56-Jährige aus Würzburg träumte von sorgenfreiem Leben
Typisch ist der Fall einer 56-jährigen Würzburgerin. Im Gespräch mit der Redaktion räumt die Pflegefachkraft ein, die mit ihrem Gehalt gerade so über die Runden kommt, von Bitcoins und Aktien keinerlei Ahnung gehabt zu haben. Sie habe von einer finanziell sicheren Zukunft geträumt - als Rentnerin weit weg von Unterfranken, im warmen Thailand.
Als sie im Internet mit "Daxiron" Kontakt aufnahm, habe sich ein Finanzexperte umgehend bei ihr gemeldet. Er habe, gut geschult, von traumhaften Gewinnen beim Kauf von Bitcoins geschwärmt: Mit einem Investment würde sie so reich wie in der bekannten Fernseh-Show "Höhle der Löwen". Dafür könne man ruhig 250 Euro riskieren - oder auch 500 oder 5000 Euro. Die 56-Jährige vertraute - und zahlte und zahlte.
Betrogene zahlen noch jahrelang viel Lehrgeld
Als es ans Auszahlen ging, war der Finanzexperte plötzlich nicht mehr zu erreichen. Zwei Jahre und gut 20.000 Euro später ist die Würzburgerin hoch verschuldet. Sie zahlt teures Lehrgeld samt Zinsen für die Kredite, mit denen sie ihren Traum einer sorglosen frühen Rente genährt hatte.
Bei der Kripo in Würzburg oder Aschaffenburg können Ermittler reihenweise solche Fälle nennen. Bei Kollegen im niedersächsischen Göttingen laufen bundesweit die Informationen zusammen, auch aus Unterfranken.
Fall "Daxiron": Büros in Deutschland, in Schweden und auf Zypern durchsucht
Seit Herbst 2021 laufe die Ermittlungen im Fall "Daxicon". Gemeinsam mit Fahndern von Eurojust und Europol durchsuchten die Ermittler jetzt sechs Büros in Deutschland sowie weitere auf Zypern und in Schweden. Der in Göttingen zuständige Erste Staatsanwalt Mohamed Bou Sleiman betont gegenüber dieser Redaktion: "Die Anleger werden dabei darüber getäuscht, dass die investierten Beträge tatsächlich nicht gewinnbringend angelegt und auf Wunsch nebst den erzielten Gewinnen ausgezahlt werden."
"Daxiron" bot über seine Webseite "Zugang zu den weltgrößten Finanzmärkten" und versprach, "das Trading mit diversen Assets" zu ermöglichen - also mit Aktien, Rohstoffen, Indizes oder Währungspaaren.

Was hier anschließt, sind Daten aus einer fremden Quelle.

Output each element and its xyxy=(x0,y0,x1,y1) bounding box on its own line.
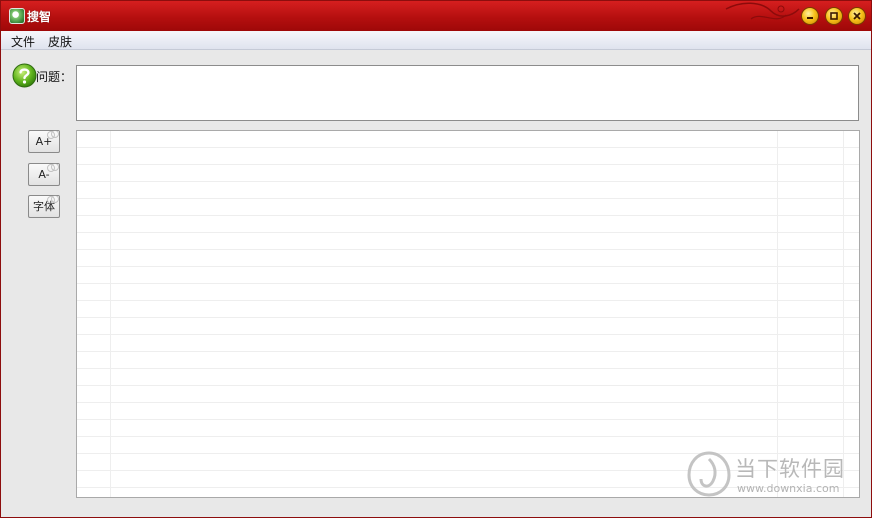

Das Angebot "eignet sich sowohl für Anfänger als auch für professionelle Trader", versicherte die Finanzplattform.
Finanz-Betrug in Millionenhöhe: Kunden verschiedener Plattformen betroffen
Alles leere Versprechen, weiß die deutsche Finanzaufsicht. Alleine über die Plattform Daxiron sei es zu einem Schaden in Höhe von 3,3 Millionen Euro gekommen, "wobei davon auszugehen ist, dass der tatsächlich durch diese Plattformen verursachte Schaden um ein Vielfaches höher liegt", sagt der Sprecher der Göttinger Staatsanwaltschaft. Betroffen seien auch Kunden der Plattformen "Blue-Lable", "i-Banners", "AllCinvest" und "Greenlinepro".
Enrico Ball von der Polizei Unterfranken berichtete zuletzt von einer Betrogenen aus Würzburg, die es besonders hart traf. Sie habe nicht nur ihr eigenes Vermögen eingesetzt, "sondern lieh sich auch hohe Geldsumme bei Freunden und Bekannten". Um das geliehene Geld zurückzahlen zu können, habe die Betroffene letztlich sogar ihr Haus verkaufen müssen.
Im aktuellen Fall warten die Ermittler jetzt auf die Auslieferung der Festgenommenen nach Deutschland.